Granted, the XML representation of an object isn't exactly what is transferred "over the wire" but it is a method to denote the difference.
Thanks 🤓
Button bar? I’ve been creating a calc (or a text field with calculated result) to insert it on the layout as a merge text field this whole time. Not sure how this new method is lighter.
Yes, you've always been able to get something calculated on screen using either a or Unstored::calculated_merge_field, but the evaluation of the calculation has to happen somewhere. If you've been using that "additional" calculated field just to display something on screen, then you have been "dirtying" (if that's even a word) your schema. You are adding in extra calculations to co-mingle with your data fields. This comes with a cost. You will not only have more to manage, in terms of total counts of things, but potential slow downs as well because of using unstored calculations. You'll have to take my word that this improvement is quite significant when it comes to simply showing some calculated value in your UI layouts.
@@filemakermagazine I sincerely hope that Claris finds a way to spend less energy on buzzword heavy presentations to focus instead on the FileMaker app itself.
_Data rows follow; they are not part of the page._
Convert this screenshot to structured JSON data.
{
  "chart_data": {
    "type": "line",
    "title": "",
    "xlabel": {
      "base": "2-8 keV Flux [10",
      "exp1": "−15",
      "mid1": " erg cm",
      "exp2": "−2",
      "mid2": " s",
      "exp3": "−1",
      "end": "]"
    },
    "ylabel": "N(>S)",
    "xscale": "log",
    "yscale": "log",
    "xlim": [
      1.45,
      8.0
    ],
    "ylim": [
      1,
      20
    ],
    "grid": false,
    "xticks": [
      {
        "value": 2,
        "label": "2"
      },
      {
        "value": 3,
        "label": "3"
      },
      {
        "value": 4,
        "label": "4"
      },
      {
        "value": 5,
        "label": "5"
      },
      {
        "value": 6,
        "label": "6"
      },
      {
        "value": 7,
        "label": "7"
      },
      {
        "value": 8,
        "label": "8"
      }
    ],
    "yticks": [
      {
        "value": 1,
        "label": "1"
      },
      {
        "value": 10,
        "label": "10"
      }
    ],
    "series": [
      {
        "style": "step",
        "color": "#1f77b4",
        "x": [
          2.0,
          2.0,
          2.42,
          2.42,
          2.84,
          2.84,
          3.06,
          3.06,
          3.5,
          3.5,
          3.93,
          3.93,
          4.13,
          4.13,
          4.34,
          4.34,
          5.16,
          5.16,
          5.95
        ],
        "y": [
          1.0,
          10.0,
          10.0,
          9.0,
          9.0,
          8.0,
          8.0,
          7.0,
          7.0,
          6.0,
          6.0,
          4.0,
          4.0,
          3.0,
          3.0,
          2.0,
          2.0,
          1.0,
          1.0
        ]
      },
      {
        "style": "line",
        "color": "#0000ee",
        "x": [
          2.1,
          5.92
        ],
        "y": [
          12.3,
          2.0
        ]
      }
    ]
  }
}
The very fact that it’s that hard to keep a light/clean layout/schema seems retro to me. Also, 20 major version numbers on, how is it still that a succession of modal (modal!) dialog boxes constitutes the interface to almost everything in there? There’s gotta be a way to bring this app closer to 2023 conventions.
One small problem we found with this feature -- if you have a field name in a layout calc and you then change the field name in Manage Database, the change does not carry over to the layout calc,.
Interesting. This is likely something they will address, as is typical with most all aspects of FileMaker, schema changes will persist into all other areas of your code. A good example is Custom functions. If they reference a field, then renaming that field will "filter down" to all places where that field is referenced. I can't imagine them not fixing this.
They also have an issue with errant code. Code which does not evaluate and returns the familiar "?" should not show a result in the text object - yet, it currently does. I would expect these things will get fixed.
What a sloppy implementation. Why didn’t they catch it inQA? Great video though thanks!
Ouch
Cool
⚠ Unfortunately, these layout calculations no longer work if you rename a field. Likewise, formulas do not work if you change the Filemaker language. This is quite a big bug, which makes this new feature somewhat useless.
I imagine they'll fix this. As they typically walk the hierarchy of elements when changes are made to schema.